The token is fully compliant with the ERC20 interface specification.

Semantics

  • The token is designed to be minimally surprising and avoids any additional checks or reverts that are not strictly essential for implementing the core transfer semantics.
  • The token decimals is hardcoded to 18.
  • The token is immutable and cannot be upgraded once deployed.

mint(address usr, uint amt) auth

  • Allows a ward of the token to mint amt tokens to usr.
  • Reverts if the caller is not a ward.
  • Reverts if totalSupply or balanceOf[usr] would overflow a uint256.
  • If execution succeeds, emits an event Transfer(address(0), usr, amt).

burn(address usr, uint amt) auth

  • Allows a ward of the token to burn amt tokens from usr.
  • Reverts if the caller is not a ward.
  • Reverts if totalSupply or balanceOf[usr] would be less than 0.
  • If execution succeeds, emits an event Transfer(usr, address(0), amt).

approve(address usr, uint amt) returns (bool)

  • Allows usr to spend amt of the callers tokens.
  • An existing approval from the caller to usr will be overridden.
  • Emits an event Approval(msg.sender, usr, amt).
  • Returns true

Note that compliance with the ERC20 standard has been prioritised here and this token implementation is vulnerable to the ERC20 approval race.

transfer(address usr, uint amt) returns (bool)

  • Sends amt tokens from the caller to usr.
  • Reverts if the caller does not have sufficient balance for the transfer.
  • If execution succeeds, emits and event Transfer(msg.sender, dst, amt).
  • If execution succeeds, returns true (or reverts otherwise).

transferFrom(address src, address dst, uint amt) returns (bool)

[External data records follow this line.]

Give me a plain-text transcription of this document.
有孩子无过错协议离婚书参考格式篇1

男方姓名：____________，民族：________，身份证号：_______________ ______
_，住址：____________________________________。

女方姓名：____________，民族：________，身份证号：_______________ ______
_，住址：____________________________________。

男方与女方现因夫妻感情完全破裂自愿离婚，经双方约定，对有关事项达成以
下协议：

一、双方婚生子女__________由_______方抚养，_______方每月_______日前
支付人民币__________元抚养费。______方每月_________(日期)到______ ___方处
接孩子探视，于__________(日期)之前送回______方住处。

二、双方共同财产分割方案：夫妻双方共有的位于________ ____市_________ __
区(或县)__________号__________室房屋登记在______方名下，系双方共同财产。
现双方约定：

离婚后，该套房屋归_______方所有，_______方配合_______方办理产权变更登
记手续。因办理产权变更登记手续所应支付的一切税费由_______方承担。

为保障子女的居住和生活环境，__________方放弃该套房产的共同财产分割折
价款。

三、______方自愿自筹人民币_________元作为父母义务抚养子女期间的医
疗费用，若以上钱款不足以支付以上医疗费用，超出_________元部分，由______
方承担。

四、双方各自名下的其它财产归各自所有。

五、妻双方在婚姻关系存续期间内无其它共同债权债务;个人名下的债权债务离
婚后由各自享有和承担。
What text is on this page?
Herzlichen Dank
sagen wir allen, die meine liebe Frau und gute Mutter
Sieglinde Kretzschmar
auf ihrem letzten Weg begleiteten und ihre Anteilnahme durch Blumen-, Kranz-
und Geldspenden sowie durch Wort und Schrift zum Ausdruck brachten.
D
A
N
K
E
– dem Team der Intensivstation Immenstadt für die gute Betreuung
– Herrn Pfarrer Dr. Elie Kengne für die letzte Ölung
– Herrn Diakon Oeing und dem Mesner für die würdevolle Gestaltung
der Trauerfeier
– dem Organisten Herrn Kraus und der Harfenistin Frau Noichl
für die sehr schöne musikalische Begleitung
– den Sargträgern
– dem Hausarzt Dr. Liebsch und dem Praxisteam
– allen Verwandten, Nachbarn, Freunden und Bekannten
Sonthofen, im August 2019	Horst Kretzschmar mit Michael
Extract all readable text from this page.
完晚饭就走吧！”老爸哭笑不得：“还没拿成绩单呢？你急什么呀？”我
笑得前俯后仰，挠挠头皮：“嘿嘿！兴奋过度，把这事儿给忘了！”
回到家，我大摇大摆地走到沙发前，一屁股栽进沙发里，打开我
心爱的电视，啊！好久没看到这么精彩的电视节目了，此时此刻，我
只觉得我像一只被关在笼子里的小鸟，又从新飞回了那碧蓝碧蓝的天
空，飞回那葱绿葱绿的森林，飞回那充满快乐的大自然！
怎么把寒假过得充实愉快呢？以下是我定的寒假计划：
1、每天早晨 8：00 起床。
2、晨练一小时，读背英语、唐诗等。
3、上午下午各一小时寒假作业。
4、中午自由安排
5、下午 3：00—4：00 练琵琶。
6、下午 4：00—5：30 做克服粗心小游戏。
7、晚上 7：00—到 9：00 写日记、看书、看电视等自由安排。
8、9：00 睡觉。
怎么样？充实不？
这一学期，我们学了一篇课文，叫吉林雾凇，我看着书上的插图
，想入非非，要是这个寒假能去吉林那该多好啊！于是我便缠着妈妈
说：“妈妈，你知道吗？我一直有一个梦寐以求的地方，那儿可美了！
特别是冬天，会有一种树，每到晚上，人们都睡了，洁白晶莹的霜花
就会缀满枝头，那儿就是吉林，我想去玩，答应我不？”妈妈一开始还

  • Sends amt tokens from src to dst.
  • Reverts if the caller has not been approved for at least amt by src.
  • Reverts if src does not have sufficient balance for the transfer.
  • If the caller has been approved for type(uint).max by src, then the allowance from src to the caller will not be decreased.
  • If the caller is also src then the allowance from src to caller will not be decreased. This means that a call to transferFrom(address(this), usr, amt) is semantically equivalent to transfer(usr, amt).
  • Aside from the above two cases, the allowance from src to caller will be decreased by amt.
  • If execution succeeds, emits and event Transfer(src, dst, amt).
  • If execution succeeds, returns true (or reverts otherwise).

Permit

The token implements EIP-2612, and as such allows delegation of control over token balances via a signed message. This has two main benefits:

  • It allows the construction of "gassless" relayer based workflows where users can pay for interactions involving the token without having to hold ether.
  • It allows users to both approve a contract on their tokens and then have the contract pull those tokens in a single transaction.

EIP-2612 adds 3 methods to the standard ERC20 ABI:

function permit(address owner, address spender, uint value, uint deadline, uint8 v, bytes32 r, bytes32 s) external
function nonces(address owner) external view returns (uint)
function DOMAIN_SEPARATOR() external view returns (bytes32)

For a full description of the semantics, refer to the EIP.